Vision therapies which focus on developing these essential visual skills almost always see improvement in a child’s learning ability.  In the same way that piano lessons will improve both a novice player and an expert, getting these skills right can have a major effect on a child’s ability to learn.

The great thing is that developing these skills is fun and enjoyable for the child!  I have produced activities which kids love doing, find challenging yet not overwhelming and have a fantastic success rate for helping children with learning difficulties.  They’re not weird, not boring and take around 6 months to help a child reach their full potential.  They don’t teach a child reading, but they provide the skills that child needs to be taught reading quickly and effectively.

Those which focus on developing the needed skills can be a powerful tool for helping your child learn more effectively.

 

Can Home Vision Therapy Help Learning Disabilities?

 

Vision therapy is becoming a popular way of helping children with learning disabilities.  The main problem with them is that they are prescribed by behavioural optometrists and are often very expensive (sometimes thousands of dollars).  They also often involve multiple and frequent trips to the optometrist to use sophisticated equipment.  Some simple activities are done at home, but questions are often raised about the effectiveness of home based therapies.

 

The Advantage of Home Therapies

 

I believe that home based therapy has several clear advantages over the in-office style.  Firstly, they can be done at any hour of the day or night, in any place in the world and do not require trips to the optometrist.  Secondly, they can be a lot less expensive because the valuable time of the optometrist or their assistants is not being used on a weekly basis.

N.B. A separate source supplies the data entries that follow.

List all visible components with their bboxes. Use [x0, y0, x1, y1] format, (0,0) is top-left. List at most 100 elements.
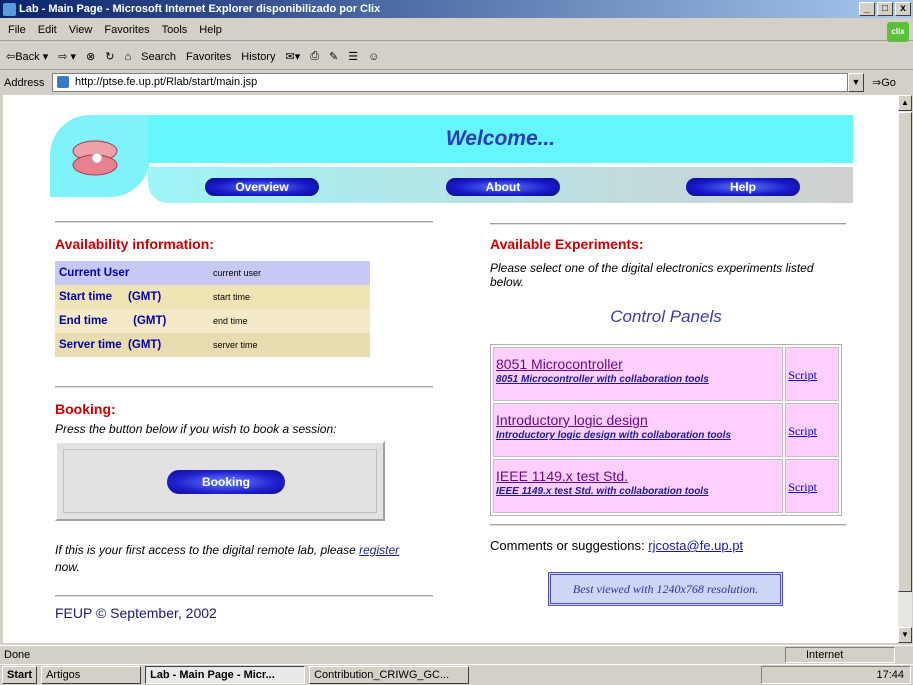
availability-heading: Availability information: [55, 236, 214, 252]
divider [490, 524, 846, 526]
mail-icon[interactable]: ✉▾ [285, 50, 300, 63]
discuss-icon[interactable]: ☰ [348, 50, 358, 63]
row-value: server time [213, 340, 258, 350]
availability-table: Current User current user Start time (GMT… [55, 261, 370, 357]
title-bar[interactable]: Lab - Main Page - Microsoft Internet Exp… [0, 0, 913, 18]
scroll-up-icon[interactable]: ▲ [898, 95, 912, 111]
nav-strip: Overview About Help [148, 167, 853, 203]
menu-help[interactable]: Help [199, 24, 222, 36]
overview-button[interactable]: Overview [205, 178, 319, 196]
first-access-after: now. [55, 560, 80, 574]
forward-button[interactable]: ⇨ ▾ [58, 50, 76, 63]
row-value: end time [213, 316, 248, 326]
vertical-scrollbar[interactable]: ▲ ▼ [898, 95, 912, 643]
experiment-link[interactable]: Introductory logic design [496, 412, 782, 428]
experiments-intro: Please select one of the digital electro… [490, 261, 814, 289]
divider [55, 221, 433, 223]
experiment-collab-link[interactable]: Introductory logic design with collabora… [496, 430, 782, 441]
divider [55, 595, 433, 597]
history-button[interactable]: History [241, 51, 275, 63]
refresh-icon[interactable]: ↻ [105, 50, 114, 63]
page-icon [57, 76, 69, 88]
table-row: IEEE 1149.x test Std. IEEE 1149.x test S… [493, 459, 839, 513]
script-link[interactable]: Script [785, 347, 839, 401]
stop-icon[interactable]: ⊗ [86, 50, 95, 63]
taskbar: Start Artigos Lab - Main Page - Micr... … [0, 664, 913, 685]
favorites-button[interactable]: Favorites [186, 51, 231, 63]
experiment-cell: Introductory logic design Introductory l… [493, 403, 784, 457]
row-key: Current User [59, 267, 130, 279]
row-value: current user [213, 268, 262, 278]
script-link[interactable]: Script [785, 459, 839, 513]
row-key: End time (GMT) [59, 315, 167, 327]
edit-icon[interactable]: ✎ [329, 50, 338, 63]
booking-inner-panel: Booking [63, 449, 377, 513]
comments-text: Comments or suggestions: rjcosta@fe.up.p… [490, 538, 743, 553]
taskbar-item-contribution[interactable]: Contribution_CRIWG_GC... [309, 666, 470, 684]
address-bar: Address http://ptse.fe.up.pt/Rlab/start/… [0, 72, 913, 94]
taskbar-item-artigos[interactable]: Artigos [41, 666, 142, 684]
first-access-before: If this is your first access to the digi… [55, 543, 360, 557]
close-button[interactable]: x [895, 2, 911, 16]
register-link[interactable]: register [359, 543, 399, 557]
go-button[interactable]: ⇒Go [872, 76, 896, 89]
experiments-table: 8051 Microcontroller 8051 Microcontrolle… [490, 344, 842, 516]
best-viewed-badge: Best viewed with 1240x768 resolution. [548, 572, 783, 606]
menu-file[interactable]: File [8, 24, 26, 36]
experiments-heading: Available Experiments: [490, 236, 644, 252]
divider [490, 223, 846, 225]
booking-panel: Booking [55, 441, 385, 521]
system-tray: 17:44 [761, 666, 911, 684]
table-row: End time (GMT) end time [55, 309, 370, 333]
address-input[interactable]: http://ptse.fe.up.pt/Rlab/start/main.jsp [52, 73, 848, 92]
booking-button[interactable]: Booking [167, 470, 285, 494]
menu-view[interactable]: View [69, 24, 93, 36]
scroll-thumb[interactable] [898, 112, 912, 592]
scroll-down-icon[interactable]: ▼ [898, 627, 912, 643]
help-button[interactable]: Help [686, 178, 800, 196]
table-row: Current User current user [55, 261, 370, 285]
shell-icon [72, 140, 118, 176]
row-key: Start time (GMT) [59, 291, 162, 303]
row-key: Server time (GMT) [59, 339, 162, 351]
toolbar: ⇦Back ▾ ⇨ ▾ ⊗ ↻ ⌂ Search Favorites Histo… [0, 44, 913, 70]
welcome-banner: Welcome... [148, 115, 853, 163]
booking-heading: Booking: [55, 401, 116, 417]
start-button[interactable]: Start [2, 666, 38, 684]
minimize-button[interactable]: _ [859, 2, 875, 16]
script-link[interactable]: Script [785, 403, 839, 457]
footer-text: FEUP © September, 2002 [55, 605, 217, 621]
messenger-icon[interactable]: ☺ [368, 51, 379, 63]
menu-tools[interactable]: Tools [162, 24, 188, 36]
menu-favorites[interactable]: Favorites [104, 24, 149, 36]
experiment-collab-link[interactable]: 8051 Microcontroller with collaboration … [496, 374, 782, 385]
address-dropdown-icon[interactable]: ▼ [848, 73, 864, 92]
lab-logo [50, 115, 150, 197]
about-button[interactable]: About [446, 178, 560, 196]
search-button[interactable]: Search [141, 51, 176, 63]
home-icon[interactable]: ⌂ [124, 51, 131, 63]
address-label: Address [4, 77, 45, 89]
first-access-text: If this is your first access to the digi… [55, 542, 415, 576]
table-row: 8051 Microcontroller 8051 Microcontrolle… [493, 347, 839, 401]
experiment-cell: IEEE 1149.x test Std. IEEE 1149.x test S… [493, 459, 784, 513]
back-button[interactable]: ⇦Back ▾ [6, 50, 48, 63]
security-zone: Internet [785, 647, 895, 663]
clix-logo: clix [887, 22, 909, 42]
page-viewport: Welcome... Overview About Help Availabil… [3, 95, 898, 643]
status-bar: Done Internet [0, 645, 913, 663]
table-row: Start time (GMT) start time [55, 285, 370, 309]
window-title: Lab - Main Page - Microsoft Internet Exp… [19, 3, 381, 15]
maximize-button[interactable]: □ [877, 2, 893, 16]
taskbar-item-lab[interactable]: Lab - Main Page - Micr... [145, 666, 306, 684]
comments-label: Comments or suggestions: [490, 538, 649, 553]
experiment-collab-link[interactable]: IEEE 1149.x test Std. with collaboration… [496, 486, 782, 497]
experiment-link[interactable]: IEEE 1149.x test Std. [496, 468, 782, 484]
email-link[interactable]: rjcosta@fe.up.pt [648, 538, 743, 553]
experiment-link[interactable]: 8051 Microcontroller [496, 356, 782, 372]
print-icon[interactable]: ⎙ [310, 50, 319, 63]
menu-edit[interactable]: Edit [38, 24, 57, 36]
experiment-cell: 8051 Microcontroller 8051 Microcontrolle… [493, 347, 784, 401]
control-panels-title: Control Panels [610, 307, 722, 326]
menu-bar: File Edit View Favorites Tools Help [0, 19, 913, 41]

But are they as effective as in office activities?

In some areas clearly they cannot be as effective because the advanced equipment is not available in your home. This is especially true for complicated eye conditions such as turned eyes or lazy eyes.  That being said, a simpler task performed every day is frequently more successful than a visit once or twice a week to an expert’s office.

The fact is that some therapies, notably those which help learning disabilities, can be easily and successfully done at home by parents, while others require greater expertise or equipment and should only be attempted by a behavioural optometrist.

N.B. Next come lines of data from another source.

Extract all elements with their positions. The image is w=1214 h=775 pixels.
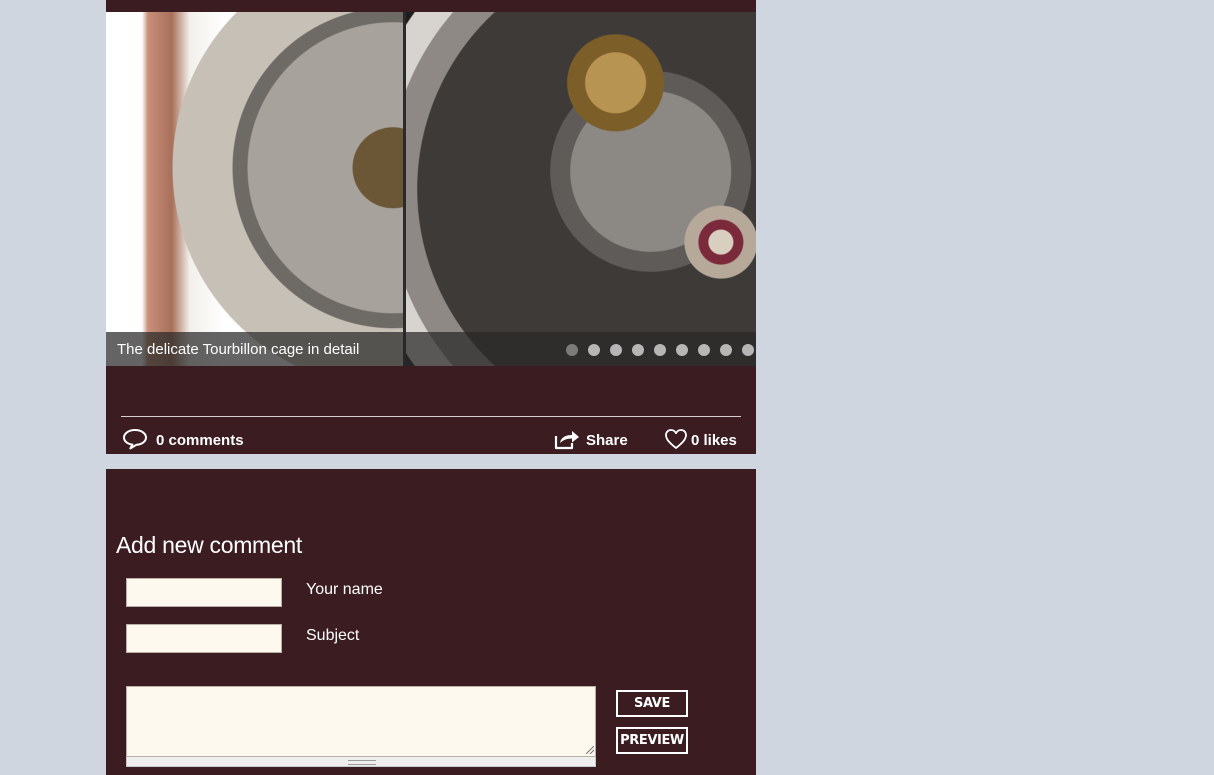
comment-form: Add new comment Your name Subject SAVE P…	[106, 469, 756, 775]
comment-form-title: Add new comment	[116, 532, 302, 558]
resize-corner-icon[interactable]	[586, 746, 594, 754]
like-link[interactable]: 0 likes	[664, 422, 737, 450]
slide-caption-bar: The delicate Tourbillon cage in detail	[106, 332, 756, 366]
subject-label: Subject	[306, 627, 360, 644]
speech-bubble-icon	[122, 428, 148, 450]
comment-body-textarea[interactable]	[126, 686, 596, 757]
slide-dot-7[interactable]	[698, 344, 710, 356]
slide-dot-4[interactable]	[632, 344, 644, 356]
slide-dot-9[interactable]	[742, 344, 754, 356]
share-link[interactable]: Share	[554, 422, 628, 450]
likes-count-label: 0 likes	[691, 432, 737, 449]
heart-icon	[664, 428, 688, 450]
comments-link[interactable]: 0 comments	[122, 422, 244, 450]
slide-image-watch-bezel	[106, 12, 405, 366]
slide-dot-5[interactable]	[654, 344, 666, 356]
name-label: Your name	[306, 581, 383, 598]
slide-dot-3[interactable]	[610, 344, 622, 356]
image-slideshow[interactable]: The delicate Tourbillon cage in detail	[106, 12, 756, 366]
article-card: The delicate Tourbillon cage in detail 0…	[106, 0, 756, 454]
slide-caption: The delicate Tourbillon cage in detail	[117, 341, 360, 358]
comment-body-wrapper	[126, 686, 596, 767]
page: The delicate Tourbillon cage in detail 0…	[0, 0, 1214, 775]
slide-divider	[403, 12, 406, 366]
name-input[interactable]	[126, 578, 282, 607]
save-button[interactable]: SAVE	[616, 690, 688, 717]
slide-dot-2[interactable]	[588, 344, 600, 356]
comments-count-label: 0 comments	[156, 432, 244, 449]
preview-button[interactable]: PREVIEW	[616, 727, 688, 754]
slide-pager	[566, 344, 754, 356]
share-arrow-icon	[554, 428, 581, 450]
share-label: Share	[586, 432, 628, 449]
slide-dot-1[interactable]	[566, 344, 578, 356]
slide-image-watch-movement	[405, 12, 756, 366]
subject-input[interactable]	[126, 624, 282, 653]
slide-dot-6[interactable]	[676, 344, 688, 356]
meta-divider	[121, 416, 741, 417]
slide-dot-8[interactable]	[720, 344, 732, 356]
textarea-resize-handle[interactable]	[126, 757, 596, 767]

So What Does Work at Home?

Some activities are extremely effective as home therapies, especially when it comes to learning disabilities and problems.  Tracking for example, which helps a child to move across a page correctly and not misread words or skip lines, is easily trained using home based techniques.  Visualization for spelling is another, as is directional training (to stop letter reversals), coding, sequencing and even focus and eye coordination.

As a behavioural optometrist myself, I have been effectively using these home based vision therapy activities to help children with learning disabilities for years and with the rise of the internet their effectiveness has become greater.

 

In my program I have utilized automatic emails to keep parents on track and gently “nag” them into keeping up their schedule of therapies.  This has been very successful and can be reset at any time, helping to keep parents on track and children doing enough vision therapy activities to have a positive effect on their school performance.  Again, doing a lesser activity every day is often more effective that a complex one weekly.

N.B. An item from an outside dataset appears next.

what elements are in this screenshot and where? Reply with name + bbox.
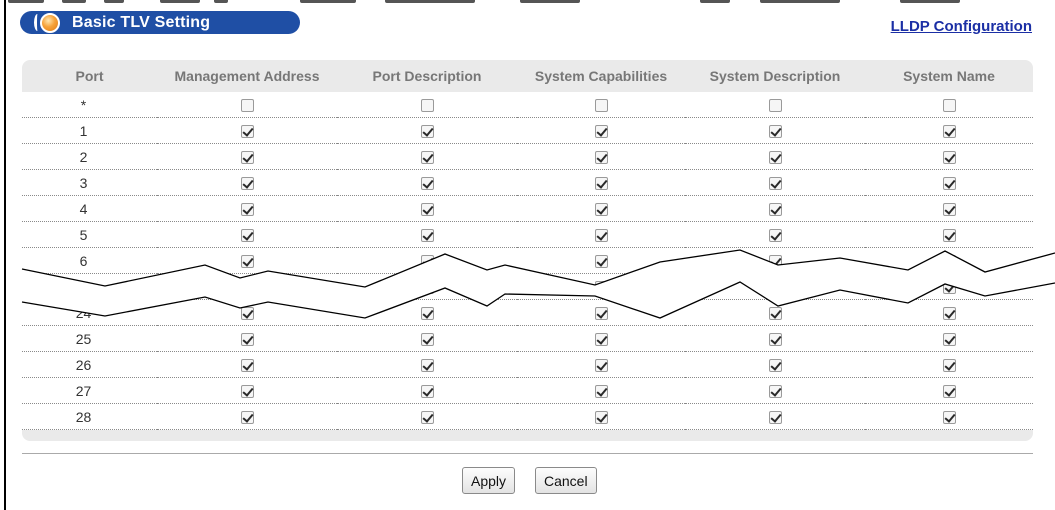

When it comes to children with learning disabilities, a home based series of vision therapy activities is one of the most effective ways of helping because parents can do the therapies daily and at any time that works for them and their family.  Using the right activities more often can train the skills that a child needs to perform better in school, and I prove this with my patients on a daily basis!

When it comes to developing visual skills for learning, home based vision therapy activities are among the most effective tools I know for helping children with learning disabilities.